White supremacists have been seeking to mainstream themselves for years, particularly as the younger generation of former skinheads has aged and melted into larger society. The militia movement of the 1990s was a form of this mainstreaming, but it entailed stripping out the overtly racist and anti-Semitic content of the belief system, leaving it to revolve around conspiracy and monetary theories as the chief drivers of its political agenda.
If this story is accurate, then they're trying out a new strategy that keeps intact these more noxious elements and presents them in a guise of seeming social normalcy:
- Ramm, a Tualatin resident, is the national director of the Tualatin Valley Skins and, in some ways, the new face of intolerance. He and his fellow supremacists are self-described "ghost skins." They don't shave their heads, commit crimes or duck-step around town in boots and braces. While their identities remain murky, their goals are crystal-clear.

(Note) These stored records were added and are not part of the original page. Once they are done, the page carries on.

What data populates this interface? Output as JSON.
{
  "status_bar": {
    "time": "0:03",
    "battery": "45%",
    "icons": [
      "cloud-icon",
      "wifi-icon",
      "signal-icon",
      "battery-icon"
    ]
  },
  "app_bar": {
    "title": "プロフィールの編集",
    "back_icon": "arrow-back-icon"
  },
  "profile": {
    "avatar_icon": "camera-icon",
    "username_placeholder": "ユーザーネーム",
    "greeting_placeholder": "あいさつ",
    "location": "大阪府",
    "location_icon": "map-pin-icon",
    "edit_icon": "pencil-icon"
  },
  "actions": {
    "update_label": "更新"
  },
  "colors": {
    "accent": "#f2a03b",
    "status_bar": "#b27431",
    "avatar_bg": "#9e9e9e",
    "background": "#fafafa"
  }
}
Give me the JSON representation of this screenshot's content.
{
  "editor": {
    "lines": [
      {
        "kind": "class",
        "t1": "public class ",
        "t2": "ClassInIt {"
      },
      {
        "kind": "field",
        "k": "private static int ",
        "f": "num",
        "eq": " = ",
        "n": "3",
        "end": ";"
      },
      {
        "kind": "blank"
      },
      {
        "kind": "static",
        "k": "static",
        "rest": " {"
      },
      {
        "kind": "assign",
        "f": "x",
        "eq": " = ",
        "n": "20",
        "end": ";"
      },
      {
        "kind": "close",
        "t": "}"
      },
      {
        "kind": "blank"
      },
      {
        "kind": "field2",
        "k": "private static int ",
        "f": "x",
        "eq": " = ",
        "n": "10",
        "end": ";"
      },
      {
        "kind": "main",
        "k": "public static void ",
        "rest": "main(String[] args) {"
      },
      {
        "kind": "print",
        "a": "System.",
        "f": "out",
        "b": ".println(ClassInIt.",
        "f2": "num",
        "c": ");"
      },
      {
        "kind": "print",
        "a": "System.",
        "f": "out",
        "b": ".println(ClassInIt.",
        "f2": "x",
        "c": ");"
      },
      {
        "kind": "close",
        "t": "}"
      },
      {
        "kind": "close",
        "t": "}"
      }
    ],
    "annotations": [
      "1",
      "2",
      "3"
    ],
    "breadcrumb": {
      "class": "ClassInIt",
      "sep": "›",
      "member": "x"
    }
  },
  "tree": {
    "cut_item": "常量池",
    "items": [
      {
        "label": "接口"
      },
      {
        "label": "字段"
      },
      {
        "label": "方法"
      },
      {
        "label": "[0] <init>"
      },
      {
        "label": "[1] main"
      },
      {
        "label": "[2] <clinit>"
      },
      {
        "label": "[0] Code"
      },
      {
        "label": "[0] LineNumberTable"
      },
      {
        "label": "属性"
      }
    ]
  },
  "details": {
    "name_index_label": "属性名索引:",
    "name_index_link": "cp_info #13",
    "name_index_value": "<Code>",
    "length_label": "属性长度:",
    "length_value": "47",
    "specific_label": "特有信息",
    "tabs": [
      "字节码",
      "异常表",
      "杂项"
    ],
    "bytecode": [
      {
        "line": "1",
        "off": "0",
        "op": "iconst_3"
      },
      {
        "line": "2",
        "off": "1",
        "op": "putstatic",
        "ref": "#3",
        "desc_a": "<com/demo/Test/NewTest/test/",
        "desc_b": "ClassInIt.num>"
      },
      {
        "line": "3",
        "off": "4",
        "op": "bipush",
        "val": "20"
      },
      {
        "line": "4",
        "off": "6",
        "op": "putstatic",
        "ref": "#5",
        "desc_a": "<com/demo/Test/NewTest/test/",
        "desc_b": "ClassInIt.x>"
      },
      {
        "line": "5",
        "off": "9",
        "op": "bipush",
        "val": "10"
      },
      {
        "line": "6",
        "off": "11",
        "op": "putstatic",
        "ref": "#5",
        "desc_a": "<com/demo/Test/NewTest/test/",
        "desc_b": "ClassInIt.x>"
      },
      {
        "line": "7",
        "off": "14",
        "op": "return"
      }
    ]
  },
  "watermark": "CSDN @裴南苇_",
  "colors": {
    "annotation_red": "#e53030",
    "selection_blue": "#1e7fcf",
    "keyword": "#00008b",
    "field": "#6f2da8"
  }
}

"We seek to enlighten the public on racial truths the media, schools and government are afraid to promote," says Ramm.
To perform this duty, he and an unknown number of like-minded Aryans are staging a "flyer outreach contest" Jan. 8 in Gabriel Park. Sometime after 1 pm, they will disperse through the surrounding Hayhurst, Maplewood and Multnomah neighborhoods armed with hate-promoting handbills. These are rubber-banded around rocks, stuffed into plastic baggies and lobbed onto the lawns and driveways of pre-assigned targets.
Ramm says judges will be manning a police scanner and the team who generates the most complaints wins 1,000 white-power songs, two racist DVDs and a 17-inch swastika.
According to the TVS website, the contest is a perfectly legal opportunity to "just say NO to the Oregon cesspool of Niggers, Spics, Kikes, Faggots, Ragheads, Chinks, Gooks, Roaches & leftist communist swine."
One of the aspects of right-wing extremism that is most frequently overlooked is its ability to blend into the landscape and present itself as normal. My encounters with various members and camp followers of the Aryan Nations, and my personal encounters with avowed neo-Nazis as well as Freemen and militiamen, made me realize that the stereotype was wrong: For the most part, many of these people passed as least nominally normal. They held jobs, paid taxes, took part in the PTA and local clubs, went to barbecues with their neighbors and went fishing with their coworkers.
James Aho discussed this in depth in his landmark 1992 study The Politics of Righteousness: Idaho Christian Patriotism. Aho compiled an extensive dataset on a large number of members of far-right "Patriot" groups and found that, by and large, they were better educated and better employed than the average American, contrary to the stereotype. (He did observe a particular trend in their education patterns; they hardly ever came from fields involving the humanities, and had an emphasis on technical, engineering and business fields.) For the most part, their lifestyles were indistinguishable from that of their neighbors.
It was this realization, concurrent with the recognition that what I was dealing with was genuine fascism, that sparked my long interest in fascism studies. It's one of the reasons I continue to insist that fascism is not such a distant phenomenon for we Americans.
If the "ghost skins" of Portland enjoy any success, it will signal a more deeply disturbing trend: a receptivity to this tactic, the object of which is "normalizing" white supremacist beliefs. Given the current political environment and latent intolerance, it seems likely they'll at least pick up some numbers on the margins; the bigger picture rests on their ability to actually mainstream themselves and gain acceptance.